Databricks Gem
Overview
This gem is designed to allow access to the DBX APIs (Jobs and SQL) from ruby applications.
Installation
Add the following to your Gemfile to install
gem 'dbx-api', '~>0.2.0'
Usage
Set up your .env file (optional)
DBX_HOST=DBX_CONNECTION_URL
DBX_TOKEN=YOUR_TOKEN_HERE
DBX_WAREHOUSE_ID=WAREHOUSE_ID_HERE
running sql from a ruby script
require 'dbx'
sql_runner = DatabricksGateway.new
sql_runner = DatabricksGateway.new(host: 'DBX_CONNECTION_STRING', token: 'DBX_ACCESS_TOKEN', warehouse: 'DBX_SQL_WAREHOUSE_ID')
response = sql_runner.run_sql("SELECT 1")
response.results
response = sql_runner.run_sql("SELECT * FROM samples.nyctaxi.trips LIMIT 1")
response.results
run_sql
returns an object of type DatabricksSQLResponse.
The response object has a few useful methods. For a complete list, see the class definition: lib/dbx/databricks/sql_response.rb
response = sql_runner.run_sql("SELECT 1")
response.status
response.failed?
response.success?
response.results
response.raw_response
response.body
response.error_message
This gem does not make an inference to how error handling should occur. run_sql
always returns an array, even if the query fails (it will return []

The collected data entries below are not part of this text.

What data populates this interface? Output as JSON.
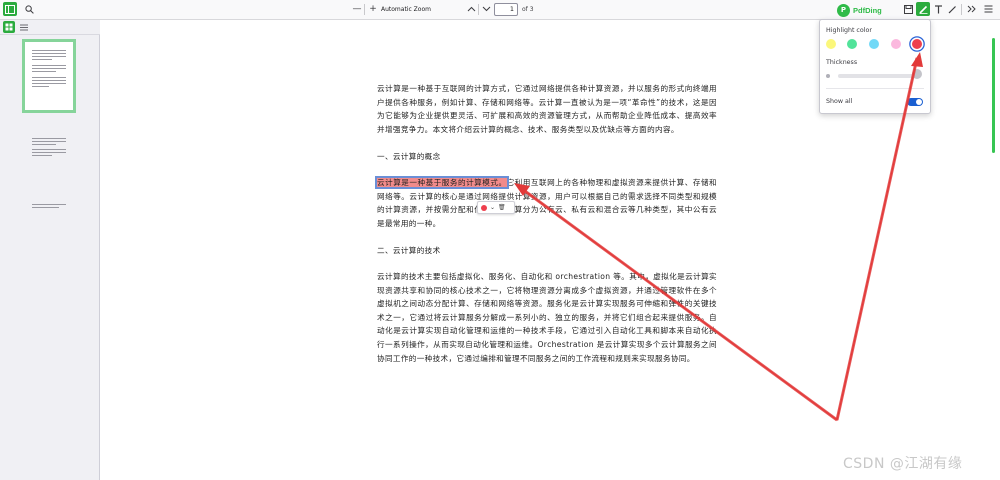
{
  "toolbar": {
    "zoom_value": "Automatic Zoom",
    "zoom_minus": "—",
    "zoom_plus": "+",
    "page_current": "1",
    "page_of": "of 3",
    "brand_name": "PdfDing",
    "brand_logo": "P"
  },
  "doc": {
    "p1": "云计算是一种基于互联网的计算方式，它通过网络提供各种计算资源，并以服务的形式向终端用户提供各种服务，例如计算、存储和网络等。云计算一直被认为是一项“革命性”的技术，这是因为它能够为企业提供更灵活、可扩展和高效的资源管理方式，从而帮助企业降低成本、提高效率并增强竞争力。本文将介绍云计算的概念、技术、服务类型以及优缺点等方面的内容。",
    "h1": "一、云计算的概念",
    "p2_highlight": "云计算是一种基于服务的计算模式。",
    "p2_rest": "它利用互联网上的各种物理和虚拟资源来提供计算、存储和网络等。云计算的核心是通过网络提供计算资源，用户可以根据自己的需求选择不同类型和规模的计算资源，并按需分配和付费。云计算分为公有云、私有云和混合云等几种类型，其中公有云是最常用的一种。",
    "h2": "二、云计算的技术",
    "p3": "云计算的技术主要包括虚拟化、服务化、自动化和 orchestration 等。其中，虚拟化是云计算实现资源共享和协同的核心技术之一，它将物理资源分离成多个虚拟资源，并通过管理软件在多个虚拟机之间动态分配计算、存储和网络等资源。服务化是云计算实现服务可伸缩和弹性的关键技术之一，它通过将云计算服务分解成一系列小的、独立的服务，并将它们组合起来提供服务。自动化是云计算实现自动化管理和运维的一种技术手段，它通过引入自动化工具和脚本来自动化执行一系列操作，从而实现自动化管理和运维。Orchestration 是云计算实现多个云计算服务之间协同工作的一种技术，它通过编排和管理不同服务之间的工作流程和规则来实现服务协同。"
  },
  "panel": {
    "highlight_color_label": "Highlight color",
    "thickness_label": "Thickness",
    "show_all_label": "Show all",
    "show_all_enabled": true,
    "colors": [
      "#fbf77b",
      "#52e39a",
      "#72d9f7",
      "#fbb8de",
      "#ee3f4d"
    ],
    "selected_color": "#ee3f4d"
  },
  "accent_color": "#2bab3e",
  "watermark": "CSDN @江湖有缘"
}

if status.failed?). Users may wish to check the status of the response before attempting to access the results. For example:
require 'dbx'
sql_runner = DatabricksGateway.new
res = sql_runner.run_sql("SELECT 1")
return res.results if res.success?
puts "query failed: #{res.error_message}"
The result of DatabrucksSQLResponse.results
is always a an array of hashes with string keys. You can map over this array using whatever ruby code you like. For example:
sql_response = sql_runnner.run_sql(my_query)
sql_response.results.length
If you would prefer a symbolized hash, you can use the symbolize_keys
option when calling results
:
sql_response.results(symbolize_keys: true)
Since run_sql
returns an instance of DatabricksSQLResponse
, you can also chain methods together:
sql_runner.run_sql("SELECT 1").results
The run_sql
method hanldes slow queries by pinging databricks at set time intervals (default 5 seconds) until the query either fails or succeeds. The default sleep_timer can be set to any desired time interval at initialization:
sql_runner = DatabricksGateway.new(sleep_timer: 1)
Development
- After checking out the repo, run
bin/setup
to install dependencies. - Set up your
.env
file as described above. - Run
rake spec
to run the rspec tests.
Build
- Run
gem build dbx.gemspec
to build the gem. - Run
gem push dbx-api-0.2.0.gem
to push the gem to rubygems.org
- Requires logging in to rubygems.org first via
gem login